Let’s think about the likely positive and negative effects on Yum! Brands if the minimum wage were increased:
Immediate effects:
- More spending on employee compensation resulting in:
- Lower profits
- Spending less on stock buybacks or paying out dividends (which -came out to $1,401 per worker for Yum! Brands in FY2011)
- Drawing down $988m in cash reserves
In the medium term:
- Slower pace of hiring (I think layoffs are pretty unlikely, but they might close some unprofitable stores)
- More investment in capital goods/automation (though they are already automating out everything they possibly can)
- More investment in employee training
The question is: does the reduction in hiring offset the benefits to low-wage workers? If labor markets worked the way economics 101 textbooks say they do, then we shouldn’t still be arguing about the evidence for/against minimum wage effects on employment. They should be large and clear cut. They aren’t.
@stuffisthings Actually I think the standard story in the literature (maybe not in textbooks) is that labor markets are highly rigid and so the effects of an increase in the minimum wage should be an immediate windfall for minimum wage workers followed by a long slow substitution away from low-wage workers (read: low-skill workers become unemployable), as the market slowly moves toward a new equilibrium. One positive result (well, from a slave-driver’s perspective at least) will be that low-skill workers become motivated to increase their marginal product up to the level of the new minimum wage. This stuff is hard to study since it’s not clear what the time course of events is supposed to be, and there’s such a heterogeneous mix of predicted effects.
Note: I’m not exactly sure what my perspective is, just relaying the perspective of economists as I understand it.
I don’t have much to add to this discussion, other than point out that when I was working a minimum wage fast food job, the owners had their own island on a lake. Not just a cabin. An island. And they begrudged every cent the government raised the minimum wage, and (spitefully) raised prices a dime every time it went up.

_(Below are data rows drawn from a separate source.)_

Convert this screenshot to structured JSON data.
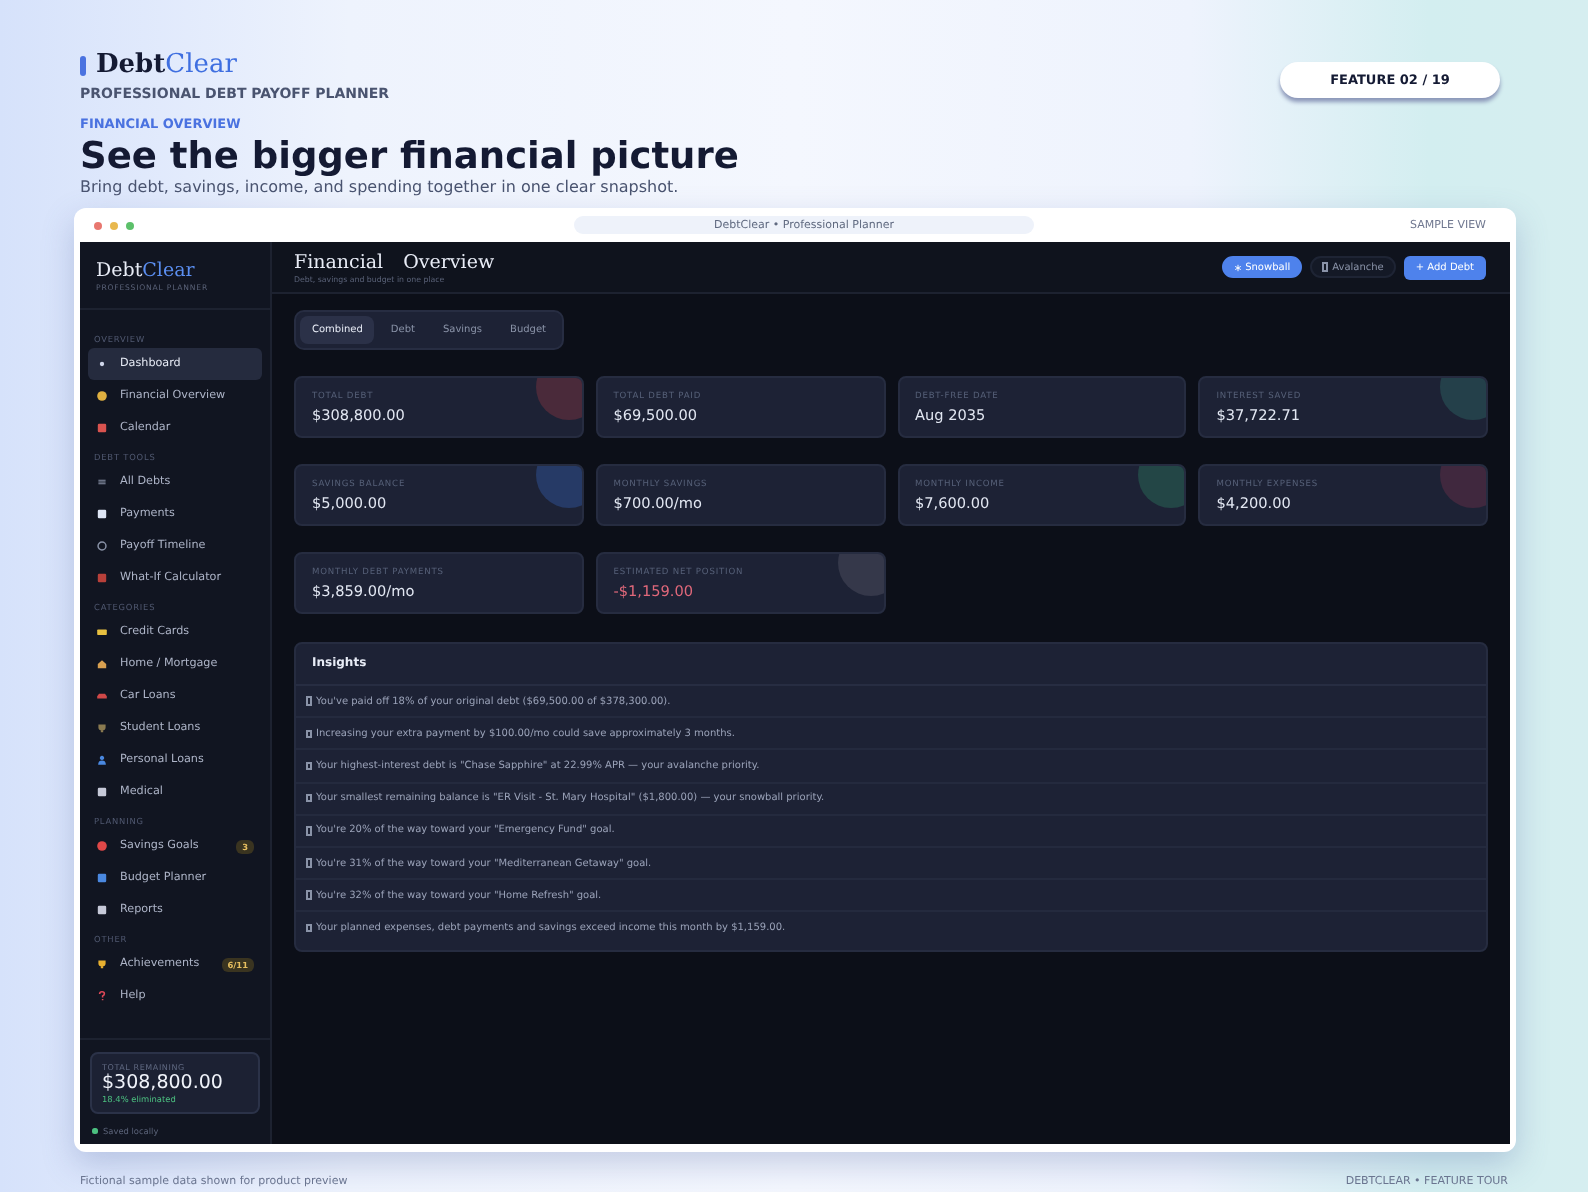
{
  "brand": {
    "part_1": "Debt",
    "part_2": "Clear",
    "tagline": "PROFESSIONAL DEBT PAYOFF PLANNER"
  },
  "feature": {
    "eyebrow": "FINANCIAL OVERVIEW",
    "title": "See the bigger financial picture",
    "subtitle": "Bring debt, savings, income, and spending together in one clear snapshot.",
    "counter": "FEATURE 02 / 19"
  },
  "window": {
    "address": "DebtClear  •  Professional Planner",
    "label": "SAMPLE VIEW"
  },
  "sidebar": {
    "logo": {
      "part_1": "Debt",
      "part_2": "Clear",
      "tagline": "PROFESSIONAL PLANNER"
    },
    "sections": [
      {
        "title": "OVERVIEW",
        "items": [
          {
            "label": "Dashboard",
            "selected": true
          },
          {
            "label": "Financial Overview",
            "selected": false
          },
          {
            "label": "Calendar",
            "selected": false
          }
        ]
      },
      {
        "title": "DEBT TOOLS",
        "items": [
          {
            "label": "All Debts",
            "selected": false
          },
          {
            "label": "Payments",
            "selected": false
          },
          {
            "label": "Payoff Timeline",
            "selected": false
          },
          {
            "label": "What-If Calculator",
            "selected": false
          }
        ]
      },
      {
        "title": "CATEGORIES",
        "items": [
          {
            "label": "Credit Cards",
            "selected": false
          },
          {
            "label": "Home / Mortgage",
            "selected": false
          },
          {
            "label": "Car Loans",
            "selected": false
          },
          {
            "label": "Student Loans",
            "selected": false
          },
          {
            "label": "Personal Loans",
            "selected": false
          },
          {
            "label": "Medical",
            "selected": false
          }
        ]
      },
      {
        "title": "PLANNING",
        "items": [
          {
            "label": "Savings Goals",
            "selected": false,
            "badge": "3"
          },
          {
            "label": "Budget Planner",
            "selected": false
          },
          {
            "label": "Reports",
            "selected": false
          }
        ]
      },
      {
        "title": "OTHER",
        "items": [
          {
            "label": "Achievements",
            "selected": false,
            "badge": "6/11"
          },
          {
            "label": "Help",
            "selected": false
          }
        ]
      }
    ],
    "summary": {
      "label": "TOTAL REMAINING",
      "value": "$308,800.00",
      "note": "18.4% eliminated"
    },
    "status": "Saved locally"
  },
  "main": {
    "title": "Financial Overview",
    "subtitle": "Debt, savings and budget in one place",
    "strategies": [
      {
        "label": "Snowball",
        "selected": true
      },
      {
        "label": "Avalanche",
        "selected": false
      }
    ],
    "add_button": "+ Add Debt",
    "tabs": [
      {
        "label": "Combined",
        "selected": true
      },
      {
        "label": "Debt",
        "selected": false
      },
      {
        "label": "Savings",
        "selected": false
      },
      {
        "label": "Budget",
        "selected": false
      }
    ],
    "stats": [
      {
        "label": "TOTAL DEBT",
        "value": "$308,800.00",
        "negative": false,
        "color": "#4a2a3a"
      },
      {
        "label": "TOTAL DEBT PAID",
        "value": "$69,500.00",
        "negative": false
      },
      {
        "label": "DEBT-FREE DATE",
        "value": "Aug 2035",
        "negative": false
      },
      {
        "label": "INTEREST SAVED",
        "value": "$37,722.71",
        "negative": false,
        "color": "#24404a"
      },
      {
        "label": "SAVINGS BALANCE",
        "value": "$5,000.00",
        "negative": false,
        "color": "#263a66"
      },
      {
        "label": "MONTHLY SAVINGS",
        "value": "$700.00/mo",
        "negative": false
      },
      {
        "label": "MONTHLY INCOME",
        "value": "$7,600.00",
        "negative": false,
        "color": "#234646"
      },
      {
        "label": "MONTHLY EXPENSES",
        "value": "$4,200.00",
        "negative": false,
        "color": "#40283e"
      },
      {
        "label": "MONTHLY DEBT PAYMENTS",
        "value": "$3,859.00/mo",
        "negative": false
      },
      {
        "label": "ESTIMATED NET POSITION",
        "value": "-$1,159.00",
        "negative": true,
        "color": "#35384a"
      }
    ],
    "insights": {
      "title": "Insights",
      "items": [
        "You've paid off 18% of your original debt ($69,500.00 of $378,300.00).",
        "Increasing your extra payment by $100.00/mo could save approximately 3 months.",
        "Your highest-interest debt is \"Chase Sapphire\" at 22.99% APR — your avalanche priority.",
        "Your smallest remaining balance is \"ER Visit - St. Mary Hospital\" ($1,800.00) — your snowball priority.",
        "You're 20% of the way toward your \"Emergency Fund\" goal.",
        "You're 31% of the way toward your \"Mediterranean Getaway\" goal.",
        "You're 32% of the way toward your \"Home Refresh\" goal.",
        "Your planned expenses, debt payments and savings exceed income this month by $1,159.00."
      ]
    }
  },
  "footer": {
    "left": "Fictional sample data shown for product preview",
    "right": "DEBTCLEAR  •  FEATURE TOUR"
  }
}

I really loved this story when I heard it on the radio because it demonstrates that economists are not of a single mind on anything: they’re a diverse bunch with wide ranging hypotheses which they test empirically.
And I frequently think of the Billfold when I’m listening to Marketplace. Similar styles, I think, though slightly different focus.

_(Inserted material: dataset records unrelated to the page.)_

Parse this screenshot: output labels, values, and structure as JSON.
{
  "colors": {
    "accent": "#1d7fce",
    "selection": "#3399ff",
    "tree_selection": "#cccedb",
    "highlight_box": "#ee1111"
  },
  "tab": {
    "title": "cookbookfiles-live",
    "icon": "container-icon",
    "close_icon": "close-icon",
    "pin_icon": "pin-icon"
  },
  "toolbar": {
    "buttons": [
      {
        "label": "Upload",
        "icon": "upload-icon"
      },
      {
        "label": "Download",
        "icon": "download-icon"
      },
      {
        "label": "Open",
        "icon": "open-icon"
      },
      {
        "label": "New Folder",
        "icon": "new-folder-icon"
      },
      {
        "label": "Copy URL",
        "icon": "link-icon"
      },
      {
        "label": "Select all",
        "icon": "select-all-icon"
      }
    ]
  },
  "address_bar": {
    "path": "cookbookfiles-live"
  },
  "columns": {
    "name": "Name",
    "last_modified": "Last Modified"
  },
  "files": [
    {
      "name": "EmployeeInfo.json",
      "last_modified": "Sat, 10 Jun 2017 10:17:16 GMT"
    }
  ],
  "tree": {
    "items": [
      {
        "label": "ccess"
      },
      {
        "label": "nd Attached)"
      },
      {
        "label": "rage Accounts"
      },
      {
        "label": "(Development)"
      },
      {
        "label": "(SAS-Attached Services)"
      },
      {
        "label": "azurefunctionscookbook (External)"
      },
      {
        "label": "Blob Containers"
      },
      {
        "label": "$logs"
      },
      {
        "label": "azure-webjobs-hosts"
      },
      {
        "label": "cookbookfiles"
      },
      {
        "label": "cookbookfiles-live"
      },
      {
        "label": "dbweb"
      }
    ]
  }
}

One thing we can all agree on: having a Taco Bell and a Pizza Hut under the same roof helps no one.
In practice, I don’t think people ever spend more on labor than they have to — so companies are already automating everything they can, forcing each individual employee to work as hard as possible, and hiring as little as possible. I doubt that a raise in the minimum wage would actually cause a significant change in the number of minimum wage employees any given business employs, because that’s already at or near the minimum amount.
In terms of wealth transfers, what if those transfers were in the form of stocks? And what if the transfers went to the government, which then progressively distributed the dividends? I think that’s similar what Kuwait does with its oil profits — it’s not a totally hammer and sickle idea.